I wish I could sleep.
I've Bear curled up on my chest in the big chair in the front room. A cup of lemon balm tea in hand and a nice lilting orchestral score playing low in the background all in the hopes of quieting my mind, but it's just not working. All of these questions and tidbits of scene keep rumbling around inside my head and I find myself drawn to them. Asking after them. Second guessing actions. It's not like me..
If it were regrets I could deal with that well enough. There's plenty of those that pop up at night and remind me in their own tinny little nags that I'm not where I wanted to be at my age or how, still, my life is not my own. How I'm still living in the shadow of absent parents. These are more character driven. Not about what I haven't done, but what I did do.

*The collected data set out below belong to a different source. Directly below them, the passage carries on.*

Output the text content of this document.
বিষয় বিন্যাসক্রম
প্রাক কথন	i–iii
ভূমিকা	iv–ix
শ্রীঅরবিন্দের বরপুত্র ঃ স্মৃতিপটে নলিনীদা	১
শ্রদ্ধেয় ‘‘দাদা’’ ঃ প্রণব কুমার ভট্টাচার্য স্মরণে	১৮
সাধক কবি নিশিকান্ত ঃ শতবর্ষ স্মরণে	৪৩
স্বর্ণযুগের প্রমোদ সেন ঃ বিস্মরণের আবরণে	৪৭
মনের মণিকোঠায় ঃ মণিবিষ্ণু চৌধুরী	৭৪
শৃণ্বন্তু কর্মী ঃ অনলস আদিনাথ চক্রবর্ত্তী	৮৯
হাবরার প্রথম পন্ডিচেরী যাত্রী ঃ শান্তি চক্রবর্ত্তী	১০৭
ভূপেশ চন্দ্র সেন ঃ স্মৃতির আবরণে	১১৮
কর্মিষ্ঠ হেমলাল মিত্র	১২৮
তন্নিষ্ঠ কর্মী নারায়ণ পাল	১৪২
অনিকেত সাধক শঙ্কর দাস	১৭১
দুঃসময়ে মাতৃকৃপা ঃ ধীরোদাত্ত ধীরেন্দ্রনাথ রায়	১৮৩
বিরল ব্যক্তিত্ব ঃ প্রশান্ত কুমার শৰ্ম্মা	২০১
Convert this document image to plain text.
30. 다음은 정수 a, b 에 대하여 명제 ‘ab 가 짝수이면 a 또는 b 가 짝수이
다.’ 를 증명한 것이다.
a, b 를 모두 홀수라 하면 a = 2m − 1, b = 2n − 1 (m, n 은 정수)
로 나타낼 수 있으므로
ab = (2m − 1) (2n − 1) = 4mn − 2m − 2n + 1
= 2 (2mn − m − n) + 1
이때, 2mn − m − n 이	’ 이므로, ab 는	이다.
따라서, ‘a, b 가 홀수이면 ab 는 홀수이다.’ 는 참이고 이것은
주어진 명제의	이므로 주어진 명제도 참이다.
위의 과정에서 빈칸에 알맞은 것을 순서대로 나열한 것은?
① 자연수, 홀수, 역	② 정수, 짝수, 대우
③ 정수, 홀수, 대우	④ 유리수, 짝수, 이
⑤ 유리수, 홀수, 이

Such as Haruna.. I could have argued with Joe more about taking her down. Regardless of the need to prove herself or right her wrongs or whatever was the ultimate reason for her going down there, I knew in my heart that it wasn't right. The girl's not frail. She's not hapless. She was an innocent and now that's gone. Some of that by her choice, but still.. partly on me.
Or all of our wounded and those we put down. Put down! That terminology isn't for people! But it was very much what we did and it's.. it's so much a loss.. Merciful, yes, but was it right? Was it what should have been done?
E'kruk's last communique. Could we have prevented her death or would it have cost the lives of the people we were rescuing?
The whole damn mission. All of it. The moment the musing of an assault came up, why didn't I fight it more? Why didn't I say more? When did negotiations cease to be my first option? Was it when the invaders came swarming in the first time and attacked the crew on ship? Even so, is that enough to change my moral high points? Did I blind myself to the machinations of factions a and doom a greater whole? Or am I overthinking this now.. Did I put too much trust in others and handicap my own voice? Was it right? Did I do right? Did I help damn my own people?
I don't know. I don't even know what to begin to ask myself to cross-examine answers if there are any to be found as many of these questions of mine aren't even mine to answer. I just wish they'd be quiet long enough to sleep as tomorrow's coming far too fast.